Y, aunque mis padres eran los litigantes más despiadados del estado, provenientes de un linaje de dinero antiguo capaz de comprar y vender la ciudad, aquí yo era considerada el último eslabón de la cadena alimenticia. Yo era la falla en su sistema perfecto.
La ironía no se me escapaba. Mis padres habían heredado un imperio y contratado a extraños para administrarlo, solo para poder pasarse la vida en una sala de tribunal. Rompían todas las reglas de la “realeza” que los fundadores de la academia apreciaban tanto. ¿Sinceramente? Los respetaba por esa única cosa. Todo lo demás de este lugar podía arder y a mí no me importaría.
—El baúl lo enviaron anoche, mamá. Probablemente ya esté en mi habitación —dije, con la mano suspendida sobre la manija de la puerta. Me moría por escapar del costoso aroma de su perfume.
Esto era todo: último año. El tramo final antes de poder desaparecer. Mis padres ya soñaban con legados de la Ivy League, pero no sabían que me había pasado el verano solicitando ingreso a universidades en Europa y en pequeños pueblos costeros a tres mil millas de distancia. Quería largarme.
Yo no era como las muñecas de plástico que llenaban estos pasillos. No me importaba la jerarquía social ni qué padre era dueño de qué senador. Esa sensatez era un regalo de Drew, la niñera que de verdad me crio mientras mis padres estaban ocupados ganando casos. Era la única madre que había conocido de verdad.
Ya habían pasado dos años desde que se fue, vencida por una enfermedad a la que no le importaba cuánto dinero tuvieras.

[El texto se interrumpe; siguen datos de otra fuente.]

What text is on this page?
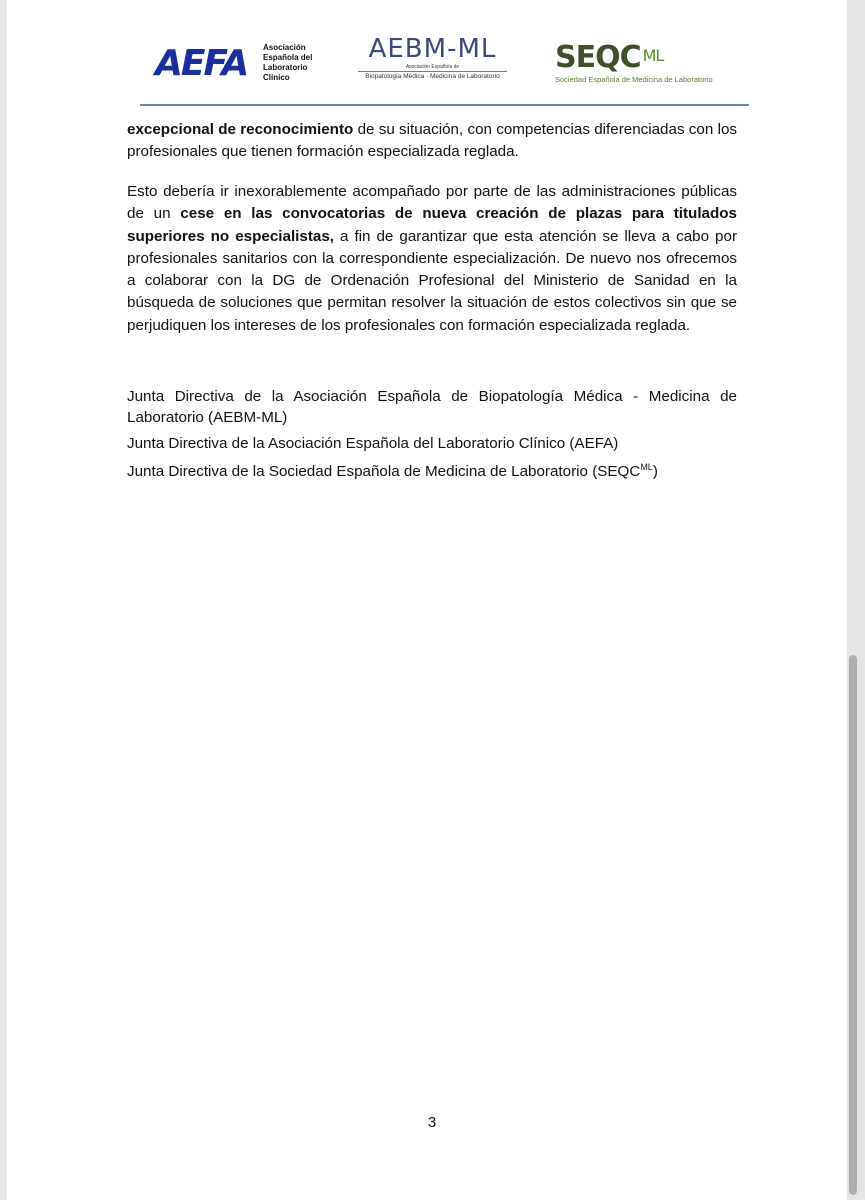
AEFA Asociación Española del Laboratorio Clínico
AEBM-ML
Asociación Española de
Biopatología Médica · Medicina de Laboratorio
SEQC $^{ML}$
Sociedad Española de Medicina de Laboratorio
excepcional de reconocimiento de su situación, con competencias diferenciadas con los profesionales que tienen formación especializada reglada.
Esto debería ir inexorablemente acompañado por parte de las administraciones públicas de un cese en las convocatorias de nueva creación de plazas para titulados superiores no especialistas, a fin de garantizar que esta atención se lleva a cabo por profesionales sanitarios con la correspondiente especialización. De nuevo nos ofrecemos a colaborar con la DG de Ordenación Profesional del Ministerio de Sanidad en la búsqueda de soluciones que permitan resolver la situación de estos colectivos sin que se perjudiquen los intereses de los profesionales con formación especializada reglada.
Junta Directiva de la Asociación Española de Biopatología Médica - Medicina de Laboratorio (AEBM-ML)
Junta Directiva de la Asociación Española del Laboratorio Clínico (AEFA)
Junta Directiva de la Sociedad Española de Medicina de Laboratorio $(SEQC^{ML})$
3
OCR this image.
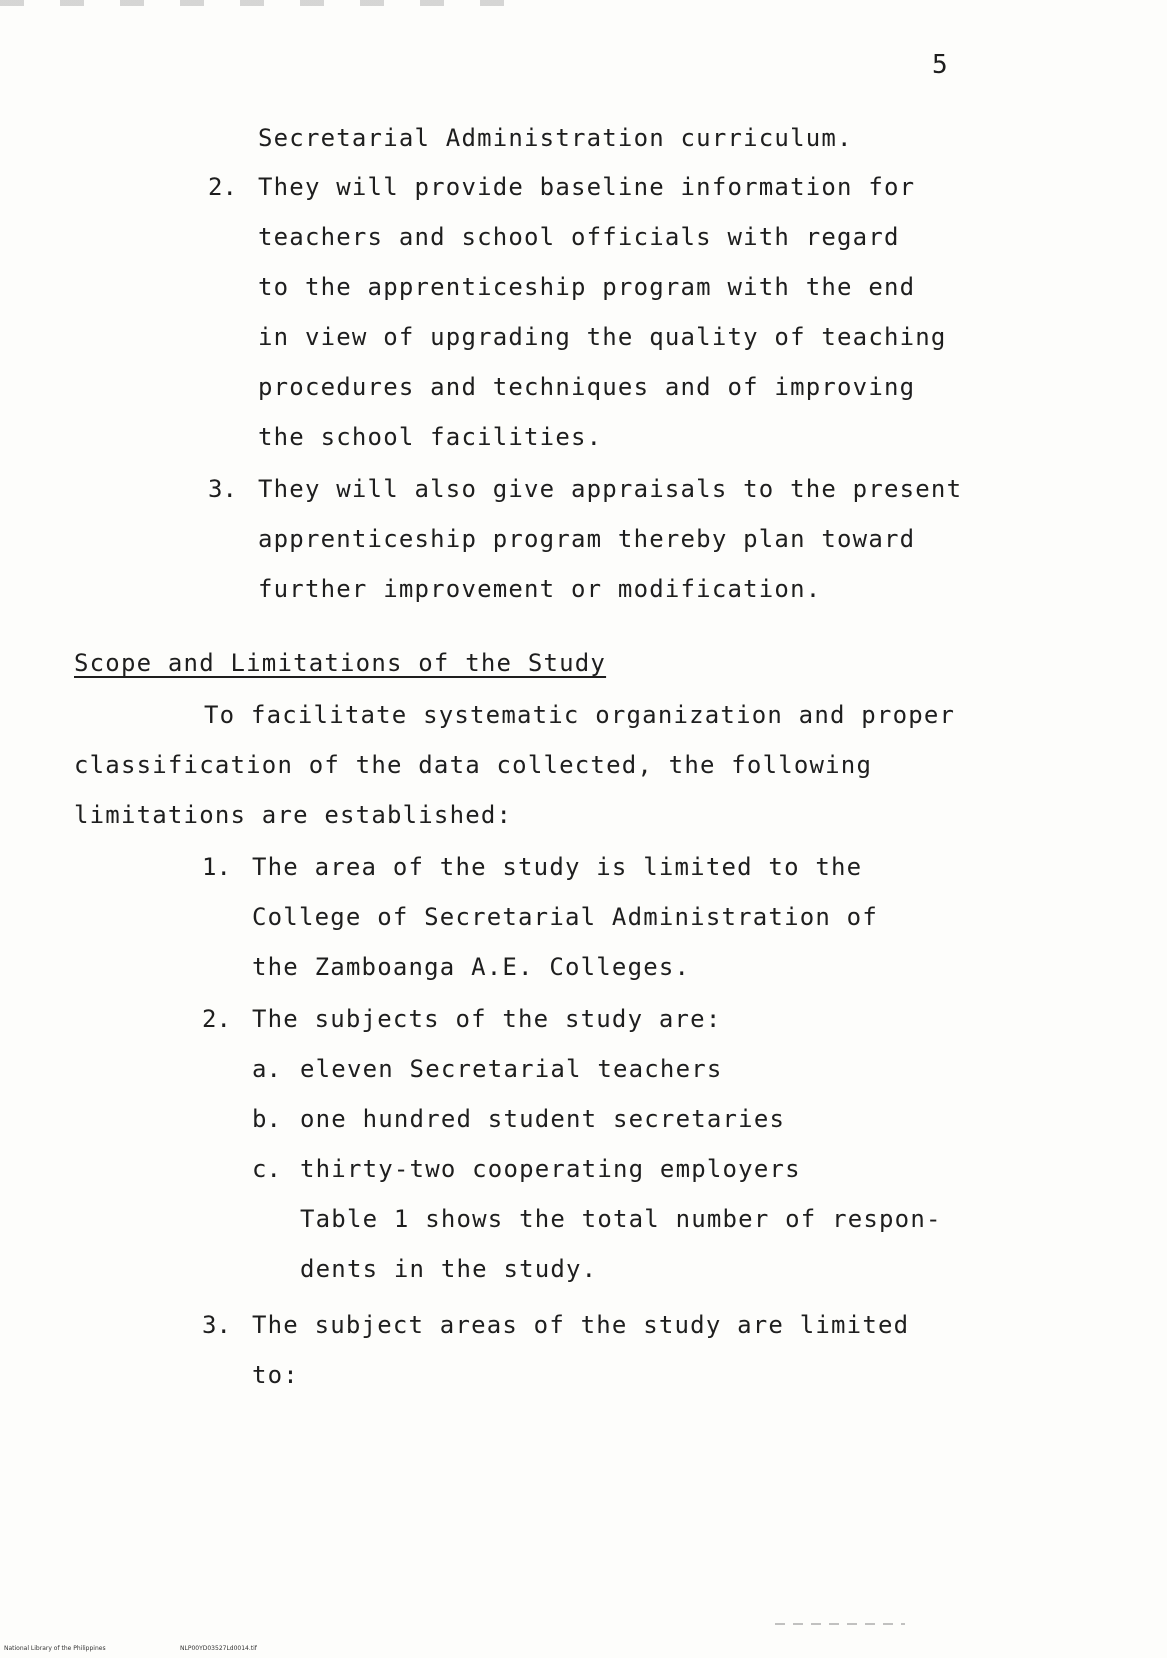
5
Secretarial Administration curriculum.
2. They will provide baseline information for
teachers and school officials with regard
to the apprenticeship program with the end
in view of upgrading the quality of teaching
procedures and techniques and of improving
the school facilities.
3. They will also give appraisals to the present
apprenticeship program thereby plan toward
further improvement or modification.
Scope and Limitations of the Study
To facilitate systematic organization and proper
classification of the data collected, the following
limitations are established:
1. The area of the study is limited to the
College of Secretarial Administration of
the Zamboanga A.E. Colleges.
2. The subjects of the study are:
a. eleven Secretarial teachers
b. one hundred student secretaries
c. thirty-two cooperating employers
Table 1 shows the total number of respon-
dents in the study.
3. The subject areas of the study are limited
to:
National Library of the Philippines	NLP00YD03527Ld0014.tif
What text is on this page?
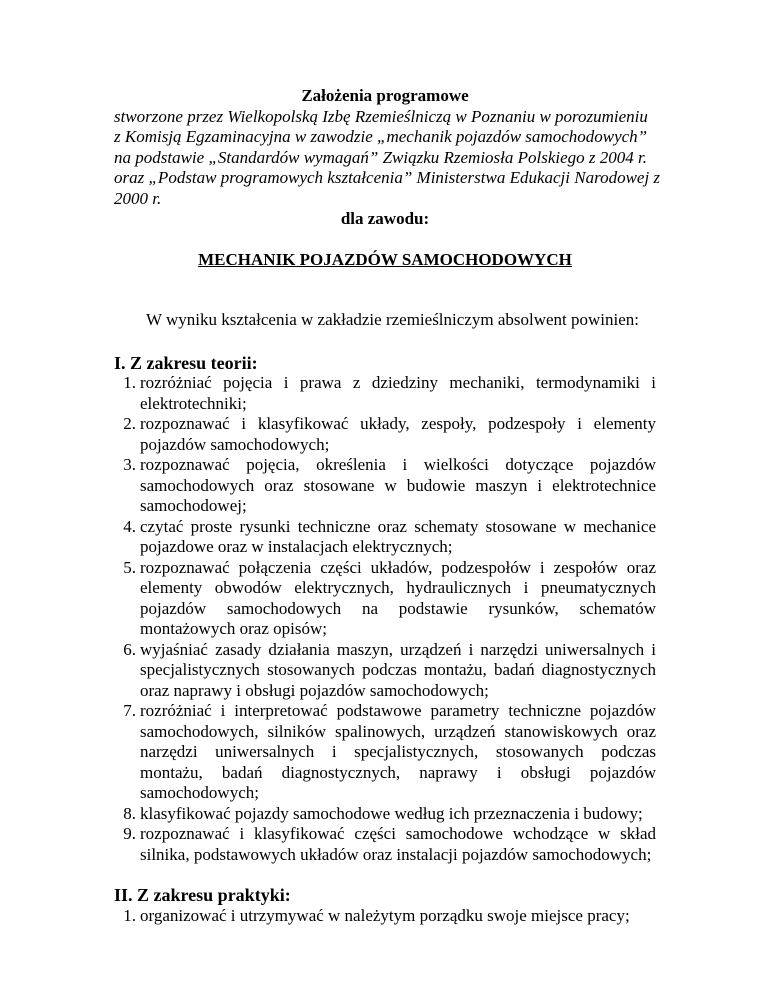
Założenia programowe

stworzone przez Wielkopolską Izbę Rzemieślniczą w Poznaniu w porozumieniu
z Komisją Egzaminacyjna w zawodzie „mechanik pojazdów samochodowych”
na podstawie „Standardów wymagań” Związku Rzemiosła Polskiego z 2004 r.
oraz „Podstaw programowych kształcenia” Ministerstwa Edukacji Narodowej z
2000 r.

dla zawodu:

MECHANIK POJAZDÓW SAMOCHODOWYCH

W wyniku kształcenia w zakładzie rzemieślniczym absolwent powinien:

I. Z zakresu teorii:

1. rozróżniać pojęcia i prawa z dziedziny mechaniki, termodynamiki i elektrotechniki;
2. rozpoznawać i klasyfikować układy, zespoły, podzespoły i elementy pojazdów samochodowych;
3. rozpoznawać pojęcia, określenia i wielkości dotyczące pojazdów samochodowych oraz stosowane w budowie maszyn i elektrotechnice samochodowej;
4. czytać proste rysunki techniczne oraz schematy stosowane w mechanice pojazdowe oraz w instalacjach elektrycznych;
5. rozpoznawać połączenia części układów, podzespołów i zespołów oraz elementy obwodów elektrycznych, hydraulicznych i pneumatycznych pojazdów samochodowych na podstawie rysunków, schematów montażowych oraz opisów;
6. wyjaśniać zasady działania maszyn, urządzeń i narzędzi uniwersalnych i specjalistycznych stosowanych podczas montażu, badań diagnostycznych oraz naprawy i obsługi pojazdów samochodowych;
7. rozróżniać i interpretować podstawowe parametry techniczne pojazdów samochodowych, silników spalinowych, urządzeń stanowiskowych oraz narzędzi uniwersalnych i specjalistycznych, stosowanych podczas montażu, badań diagnostycznych, naprawy i obsługi pojazdów samochodowych;
8. klasyfikować pojazdy samochodowe według ich przeznaczenia i budowy;
9. rozpoznawać i klasyfikować części samochodowe wchodzące w skład silnika, podstawowych układów oraz instalacji pojazdów samochodowych;

II. Z zakresu praktyki:

1. organizować i utrzymywać w należytym porządku swoje miejsce pracy;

Desde su funeral, mi madre había desarrollado este ritual impulsado por la culpa de venir a dejarme ella misma, fingiendo que era el tipo de madre que preparaba almuerzos escolares y besaba frentes.
No lo era. Era un tiburón que casualmente tenía una hija. El matrimonio de mis padres era menos un romance y más un acuerdo legal a largo plazo nacido de una rivalidad de secundaria. Se odiaban, luego se desearon, y después me tuvieron a mí.
Cerré de un portazo la puerta del auto y encaré el campo de batalla.
Cuando era más pequeña, Drew me había metido a escondidas en una escuela pública durante unos años. Me encantó. Allí yo era solo una chica, no una “Elite”. Pero cuando mis padres descubrieron la “traición”, las consecuencias fueron devastadoras. Despidieron a Drew en el acto, y a mí me arrastraron, pataleando y gritando, a los huecos pasillos de All Saints.
Fui la enemiga pública número uno desde el primer día. No usaba las marcas correctas, no me interesaban sus juegos de poder y me negaba a empequeñecerme para encajar en sus estrechas definiciones de belleza.
—¡Aria!
Una sonrisa genuina por fin se abrió paso en mi rostro. Heather venía trotando hacia mí, con sus características coletas gemelas rebotando. Era una estudiante becada, una genio en el sentido literal, a la que la academia toleraba solo porque sus calificaciones elevaban su ranking nacional.
Chocamos en un abrazo. Mi verano había sido una nube borrosa de galas sociales forzadas y citas de “mantenimiento de belleza” en las que mi madre insistía. Heather era mi ancla con la realidad.
—Está pasando hoy —susurró Heather mientras caminábamos hacia los dormitorios.
Gemí.
—No me digas que tú también crees en esa basura supersticiosa.
—La Selección no es un mito, Aria. He visto los archivos.
La leyenda de los Diablos Santos. Cada año, los cuatro chicos más poderosos del último año elegían a una chica. Los rumores eran oscuros y variaban: unos decían que se convertía en su reina; otros, que era su juguete. En cualquier caso, se volvía intocable. Nadie podía mirarla, hablarle o ni siquiera respirar cerca de ella sin su permiso.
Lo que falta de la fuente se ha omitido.